Image: a full-colour drawing, dimly lit, depeciting three black ladies in Gothic attire.

Damien Hurlbutt Thinks Excess Plastic is Fantastic

For Bourbonnais cinema clerk, communal narcissist, and neckbeard Damien Hurlbutt, invalidation of others’ feelings has always been one heck of a drug.

”Hey Damien? Why does Buckstars wrap all their plastic utensils in even more plastic?”
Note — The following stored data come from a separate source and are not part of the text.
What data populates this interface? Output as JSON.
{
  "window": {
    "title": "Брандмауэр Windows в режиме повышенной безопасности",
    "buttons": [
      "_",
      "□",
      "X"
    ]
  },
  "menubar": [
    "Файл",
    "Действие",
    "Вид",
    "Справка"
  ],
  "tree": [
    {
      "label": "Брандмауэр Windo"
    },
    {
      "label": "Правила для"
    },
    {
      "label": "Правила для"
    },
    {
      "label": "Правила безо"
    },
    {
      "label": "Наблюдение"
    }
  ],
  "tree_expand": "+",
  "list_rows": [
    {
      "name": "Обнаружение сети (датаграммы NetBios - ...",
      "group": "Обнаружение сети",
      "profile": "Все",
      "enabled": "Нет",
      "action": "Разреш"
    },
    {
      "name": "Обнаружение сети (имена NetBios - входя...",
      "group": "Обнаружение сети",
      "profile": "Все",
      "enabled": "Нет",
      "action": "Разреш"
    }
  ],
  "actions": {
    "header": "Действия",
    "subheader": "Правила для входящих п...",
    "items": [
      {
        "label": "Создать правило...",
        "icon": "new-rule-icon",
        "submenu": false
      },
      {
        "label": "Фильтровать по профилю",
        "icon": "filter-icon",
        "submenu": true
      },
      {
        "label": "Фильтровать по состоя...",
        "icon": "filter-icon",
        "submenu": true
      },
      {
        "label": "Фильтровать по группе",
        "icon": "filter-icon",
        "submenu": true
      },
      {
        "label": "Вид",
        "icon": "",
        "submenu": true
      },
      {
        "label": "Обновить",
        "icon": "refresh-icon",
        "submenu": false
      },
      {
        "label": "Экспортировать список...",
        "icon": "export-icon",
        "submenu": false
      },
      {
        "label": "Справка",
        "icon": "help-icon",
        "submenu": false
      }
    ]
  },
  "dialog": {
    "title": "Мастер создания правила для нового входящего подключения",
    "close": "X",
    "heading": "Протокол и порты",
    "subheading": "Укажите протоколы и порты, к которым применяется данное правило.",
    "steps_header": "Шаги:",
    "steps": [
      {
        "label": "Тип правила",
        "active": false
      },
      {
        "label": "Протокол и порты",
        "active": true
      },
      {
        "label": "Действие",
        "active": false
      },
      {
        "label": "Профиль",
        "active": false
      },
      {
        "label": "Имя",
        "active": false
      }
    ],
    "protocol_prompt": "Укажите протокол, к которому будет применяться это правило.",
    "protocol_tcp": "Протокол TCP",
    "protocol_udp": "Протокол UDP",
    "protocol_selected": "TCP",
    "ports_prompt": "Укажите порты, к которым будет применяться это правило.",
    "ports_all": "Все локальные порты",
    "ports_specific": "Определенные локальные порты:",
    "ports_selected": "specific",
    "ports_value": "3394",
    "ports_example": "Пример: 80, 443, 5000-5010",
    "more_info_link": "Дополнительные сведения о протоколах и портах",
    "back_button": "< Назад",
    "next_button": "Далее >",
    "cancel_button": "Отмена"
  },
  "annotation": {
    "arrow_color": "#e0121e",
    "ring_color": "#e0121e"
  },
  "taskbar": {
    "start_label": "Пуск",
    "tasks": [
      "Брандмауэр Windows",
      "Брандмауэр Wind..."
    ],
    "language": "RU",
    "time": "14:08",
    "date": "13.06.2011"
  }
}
”Well actually, Lori…I was watching the Angery Game Nerd Show on PooTube and the host gets mad there is not enough packaging. After all, plastics makers need to make money too…“ Damien the self-proclaimed “nice guy” said to his ex wife at their former home in Champaign. Lori Brown – whom Damien calls “Grimace” – has been happily divorced from the Bourbonnais cinema clerk who sent her doctors lunacy letters, thinking he knew more about psychology than…um…an actual psychologist?

Have you known someone like Damien? I hope not. Lori would not wish his abuse on her worst enemy.